Submitted to: Journal of Agricultural and Food Chemistry
Publication Type: Peer Reviewed Journal
Publication Acceptance Date: 7/8/2013
Publication Date: 7/9/2013
Citation: Liu, K., Barrows, F. 2013. Methods to recover value-added co-products from dry grind processing of grains into fuel ethanol. Journal of Agricultural and Food Chemistry. 61.7325-7332.
Interpretive Summary: Fuel ethanol production in the United States and elsewhere is an important and growing industry. In 2012, the U.S. ethanol plants converted 114.3 million metric tons of corn (about 40% of total U.S. supply) into an estimated 50.3 billion liters of ethanol and 34.4 million metric tons of co-products as livestock feed. Of that production, 91.8% of ethanol facilities employed some variation of the dry-grind processing. In the dry-grind processing, the whole grain kernels are processed through several sequential steps, including; grinding, cooking, liquefaction, scarification, fermentation, distillation, and co-product recovery. This last step is an important one since the sale of co-products as livestock feed substantially increases the economic viability of ethanol plants. At the present, the major co-product of the dry grind process is the distillers dried grains with solubles (DDGS). In this communication, three methods are described to slightly modify the dry grind ethanol process.

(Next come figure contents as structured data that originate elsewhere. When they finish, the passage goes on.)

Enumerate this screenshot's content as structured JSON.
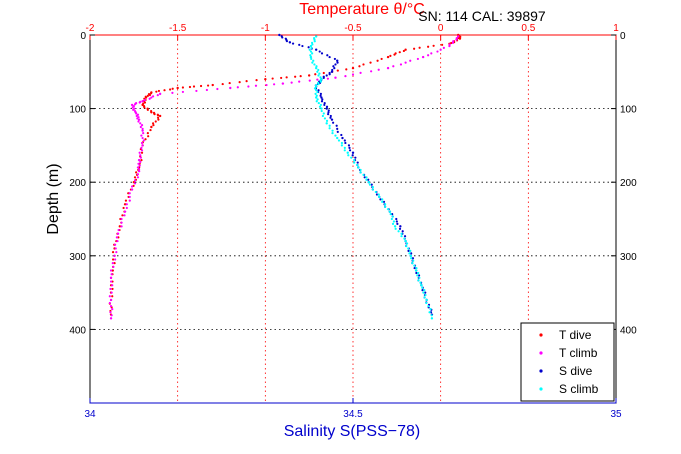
{
  "chart_data": {
    "type": "scatter",
    "top_axis_label": "Temperature θ/°C",
    "annotation": "SN: 114  CAL: 39897",
    "ylabel": "Depth (m)",
    "xlabel": "Salinity S(PSS−78)",
    "temperature_axis": {
      "range": [
        -2,
        1
      ],
      "ticks": [
        "-2",
        "-1.5",
        "-1",
        "-0.5",
        "0",
        "0.5",
        "1"
      ]
    },
    "salinity_axis": {
      "range": [
        34,
        35
      ],
      "ticks": [
        "34",
        "34.5",
        "35"
      ]
    },
    "depth_axis": {
      "range": [
        0,
        500
      ],
      "reversed": true,
      "ticks": [
        "0",
        "100",
        "200",
        "300",
        "400"
      ]
    },
    "grid": true,
    "legend_position": "bottom-right",
    "colors": {
      "t_dive": "#ff0000",
      "t_climb": "#ff00ff",
      "s_dive": "#0000cc",
      "s_climb": "#00ffff",
      "temp_axis": "#ff0000",
      "sal_axis": "#0000cc"
    },
    "series": [
      {
        "name": "T dive",
        "axis": "temperature",
        "color": "#ff0000",
        "points": [
          [
            0.1,
            0
          ],
          [
            0.11,
            5
          ],
          [
            0.05,
            12
          ],
          [
            -0.2,
            20
          ],
          [
            -0.3,
            30
          ],
          [
            -0.5,
            45
          ],
          [
            -0.75,
            55
          ],
          [
            -1.0,
            60
          ],
          [
            -1.3,
            68
          ],
          [
            -1.5,
            72
          ],
          [
            -1.65,
            78
          ],
          [
            -1.68,
            85
          ],
          [
            -1.7,
            95
          ],
          [
            -1.65,
            105
          ],
          [
            -1.6,
            110
          ],
          [
            -1.65,
            125
          ],
          [
            -1.7,
            150
          ],
          [
            -1.72,
            180
          ],
          [
            -1.75,
            200
          ],
          [
            -1.8,
            230
          ],
          [
            -1.83,
            260
          ],
          [
            -1.86,
            290
          ],
          [
            -1.87,
            320
          ],
          [
            -1.88,
            350
          ],
          [
            -1.88,
            380
          ]
        ]
      },
      {
        "name": "T climb",
        "axis": "temperature",
        "color": "#ff00ff",
        "points": [
          [
            -1.88,
            385
          ],
          [
            -1.88,
            360
          ],
          [
            -1.88,
            330
          ],
          [
            -1.86,
            300
          ],
          [
            -1.84,
            270
          ],
          [
            -1.8,
            240
          ],
          [
            -1.76,
            210
          ],
          [
            -1.72,
            185
          ],
          [
            -1.72,
            170
          ],
          [
            -1.7,
            150
          ],
          [
            -1.7,
            130
          ],
          [
            -1.72,
            115
          ],
          [
            -1.74,
            105
          ],
          [
            -1.76,
            95
          ],
          [
            -1.7,
            90
          ],
          [
            -1.6,
            80
          ],
          [
            -1.2,
            72
          ],
          [
            -0.9,
            66
          ],
          [
            -0.6,
            58
          ],
          [
            -0.3,
            45
          ],
          [
            -0.1,
            30
          ],
          [
            0.05,
            15
          ],
          [
            0.1,
            2
          ]
        ]
      },
      {
        "name": "S dive",
        "axis": "salinity",
        "color": "#0000cc",
        "points": [
          [
            34.36,
            0
          ],
          [
            34.38,
            10
          ],
          [
            34.43,
            20
          ],
          [
            34.47,
            35
          ],
          [
            34.46,
            50
          ],
          [
            34.44,
            60
          ],
          [
            34.43,
            70
          ],
          [
            34.44,
            85
          ],
          [
            34.45,
            100
          ],
          [
            34.46,
            115
          ],
          [
            34.48,
            140
          ],
          [
            34.5,
            160
          ],
          [
            34.51,
            180
          ],
          [
            34.53,
            200
          ],
          [
            34.55,
            220
          ],
          [
            34.57,
            240
          ],
          [
            34.59,
            260
          ],
          [
            34.6,
            280
          ],
          [
            34.61,
            300
          ],
          [
            34.62,
            320
          ],
          [
            34.63,
            340
          ],
          [
            34.64,
            360
          ],
          [
            34.65,
            380
          ]
        ]
      },
      {
        "name": "S climb",
        "axis": "salinity",
        "color": "#00ffff",
        "points": [
          [
            34.65,
            385
          ],
          [
            34.64,
            360
          ],
          [
            34.63,
            340
          ],
          [
            34.62,
            320
          ],
          [
            34.61,
            300
          ],
          [
            34.6,
            280
          ],
          [
            34.58,
            260
          ],
          [
            34.57,
            240
          ],
          [
            34.55,
            220
          ],
          [
            34.53,
            200
          ],
          [
            34.51,
            180
          ],
          [
            34.49,
            160
          ],
          [
            34.47,
            140
          ],
          [
            34.45,
            120
          ],
          [
            34.44,
            100
          ],
          [
            34.43,
            85
          ],
          [
            34.43,
            70
          ],
          [
            34.44,
            60
          ],
          [
            34.43,
            45
          ],
          [
            34.42,
            30
          ],
          [
            34.42,
            15
          ],
          [
            34.43,
            2
          ]
        ]
      }
    ]
  }
}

The three methods, based on chemical, physical and physicochemical principles, make it easier to reclaim distillers dried grains as a stand-alone product during ethanol production and at the same time produce a few new co-products, allowing producers to turn low-value DDGS into high-value ingredients. Furthermore, some of the new co-products have chemical compositions and nutritional values favorable for aquaculture feed, either as a protein ingredient or a mineral supplement. All of these developmental features could potentially boost profitability of the fuel ethanol industry.

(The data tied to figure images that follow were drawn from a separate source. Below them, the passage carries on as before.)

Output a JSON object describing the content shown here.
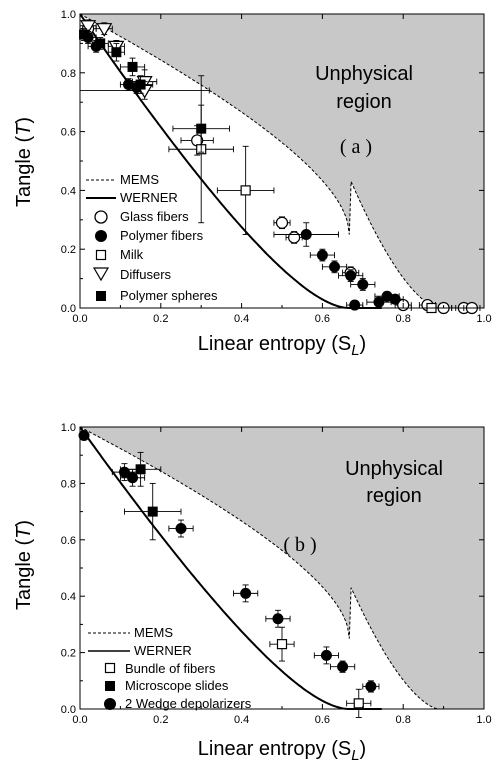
{
  "chart_data": [
    {
      "type": "scatter",
      "panel_label": "( a )",
      "region_label_line1": "Unphysical",
      "region_label_line2": "region",
      "xlabel": "Linear entropy (S",
      "xlabel_sub": "L",
      "xlabel_close": ")",
      "ylabel": "Tangle (",
      "ylabel_italic": "T",
      "ylabel_close": ")",
      "xlim": [
        0.0,
        1.0
      ],
      "ylim": [
        0.0,
        1.0
      ],
      "x_ticks": [
        "0.0",
        "0.2",
        "0.4",
        "0.6",
        "0.8",
        "1.0"
      ],
      "y_ticks": [
        "0.0",
        "0.2",
        "0.4",
        "0.6",
        "0.8",
        "1.0"
      ],
      "legend_position": "lower-left",
      "curves": [
        {
          "name": "MEMS",
          "style": "dashed"
        },
        {
          "name": "WERNER",
          "style": "solid"
        }
      ],
      "series": [
        {
          "name": "Glass fibers",
          "marker": "circle-open",
          "points": [
            [
              0.02,
              0.95,
              0.02,
              0.02
            ],
            [
              0.29,
              0.57,
              0.04,
              0.05
            ],
            [
              0.5,
              0.29,
              0.02,
              0.02
            ],
            [
              0.53,
              0.24,
              0.02,
              0.02
            ],
            [
              0.67,
              0.12,
              0.02,
              0.02
            ],
            [
              0.8,
              0.01,
              0.02,
              0.01
            ],
            [
              0.86,
              0.01,
              0.02,
              0.01
            ],
            [
              0.9,
              0.0,
              0.02,
              0.0
            ],
            [
              0.95,
              0.0,
              0.02,
              0.0
            ],
            [
              0.97,
              0.0,
              0.02,
              0.0
            ]
          ]
        },
        {
          "name": "Polymer fibers",
          "marker": "circle-filled",
          "points": [
            [
              0.02,
              0.92,
              0.02,
              0.02
            ],
            [
              0.04,
              0.89,
              0.02,
              0.02
            ],
            [
              0.12,
              0.76,
              0.02,
              0.02
            ],
            [
              0.14,
              0.75,
              0.02,
              0.02
            ],
            [
              0.56,
              0.25,
              0.08,
              0.04
            ],
            [
              0.6,
              0.18,
              0.03,
              0.02
            ],
            [
              0.63,
              0.14,
              0.03,
              0.02
            ],
            [
              0.67,
              0.11,
              0.03,
              0.02
            ],
            [
              0.7,
              0.08,
              0.03,
              0.02
            ],
            [
              0.74,
              0.02,
              0.03,
              0.01
            ],
            [
              0.76,
              0.04,
              0.03,
              0.01
            ],
            [
              0.78,
              0.03,
              0.02,
              0.01
            ],
            [
              0.68,
              0.01,
              0.02,
              0.01
            ]
          ]
        },
        {
          "name": "Milk",
          "marker": "square-open",
          "points": [
            [
              0.3,
              0.54,
              0.08,
              0.25
            ],
            [
              0.41,
              0.4,
              0.07,
              0.15
            ],
            [
              0.87,
              0.0,
              0.05,
              0.0
            ]
          ]
        },
        {
          "name": "Diffusers",
          "marker": "triangle-open",
          "points": [
            [
              0.02,
              0.96,
              0.02,
              0.02
            ],
            [
              0.06,
              0.95,
              0.02,
              0.02
            ],
            [
              0.09,
              0.89,
              0.02,
              0.02
            ],
            [
              0.16,
              0.77,
              0.03,
              0.04
            ],
            [
              0.16,
              0.74,
              0.16,
              0.03
            ]
          ]
        },
        {
          "name": "Polymer spheres",
          "marker": "square-filled",
          "points": [
            [
              0.01,
              0.93,
              0.01,
              0.02
            ],
            [
              0.05,
              0.9,
              0.02,
              0.02
            ],
            [
              0.09,
              0.87,
              0.02,
              0.03
            ],
            [
              0.13,
              0.82,
              0.03,
              0.03
            ],
            [
              0.15,
              0.76,
              0.03,
              0.03
            ],
            [
              0.3,
              0.61,
              0.07,
              0.08
            ]
          ]
        }
      ]
    },
    {
      "type": "scatter",
      "panel_label": "( b )",
      "region_label_line1": "Unphysical",
      "region_label_line2": "region",
      "xlabel": "Linear entropy (S",
      "xlabel_sub": "L",
      "xlabel_close": ")",
      "ylabel": "Tangle (",
      "ylabel_italic": "T",
      "ylabel_close": ")",
      "xlim": [
        0.0,
        1.0
      ],
      "ylim": [
        0.0,
        1.0
      ],
      "x_ticks": [
        "0.0",
        "0.2",
        "0.4",
        "0.6",
        "0.8",
        "1.0"
      ],
      "y_ticks": [
        "0.0",
        "0.2",
        "0.4",
        "0.6",
        "0.8",
        "1.0"
      ],
      "legend_position": "lower-left",
      "curves": [
        {
          "name": "MEMS",
          "style": "dashed"
        },
        {
          "name": "WERNER",
          "style": "solid"
        }
      ],
      "series": [
        {
          "name": "Bundle of fibers",
          "marker": "square-open",
          "points": [
            [
              0.5,
              0.23,
              0.03,
              0.06
            ],
            [
              0.69,
              0.02,
              0.03,
              0.05
            ]
          ]
        },
        {
          "name": "Microscope slides",
          "marker": "square-filled",
          "points": [
            [
              0.15,
              0.85,
              0.05,
              0.06
            ],
            [
              0.18,
              0.7,
              0.07,
              0.1
            ]
          ]
        },
        {
          "name": "2 Wedge depolarizers",
          "marker": "circle-filled",
          "points": [
            [
              0.01,
              0.97,
              0.0,
              0.0
            ],
            [
              0.11,
              0.84,
              0.03,
              0.03
            ],
            [
              0.13,
              0.82,
              0.03,
              0.03
            ],
            [
              0.25,
              0.64,
              0.03,
              0.03
            ],
            [
              0.41,
              0.41,
              0.03,
              0.03
            ],
            [
              0.49,
              0.32,
              0.03,
              0.03
            ],
            [
              0.61,
              0.19,
              0.03,
              0.03
            ],
            [
              0.65,
              0.15,
              0.03,
              0.02
            ],
            [
              0.72,
              0.08,
              0.02,
              0.02
            ]
          ]
        }
      ]
    }
  ]
}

Technical Abstract: Three methods were described to fractionate condensed distillers solubles (CDS) into several new co-products, including a protein-mineral fraction and a glycerol fraction by a chemical method; a protein fraction, an oil fraction and a glycerol-mineral fraction by a physical method; or a protein fraction, an oil fraction, a mineral fraction, and a glycerol fraction by a physicochemical method. Processing factors (ethanol concentration and centrifuge force) were also investigated. Results show that the three methods separated CDS into different fractions, with each fraction enriched with one or more of the five components (protein, oil, ash, glycerol and other carbohydrates), and thus having different targeted end uses. Furthermore, because glycerol, a hygroscopic substance, was mostly shifted to the glycerol or glycerol-mineral fraction, the other fractions had much faster moisture reduction rates than CDS upon drying in a forced air oven at 60°C. Thus, these methods could effectively solve the dewatering problem of CDS, allowing elimination of the current industrial practice of blending distiller wet grains with CDS for drying together and production of distiller dried grains as a standalone co-product in addition to a few new fractions.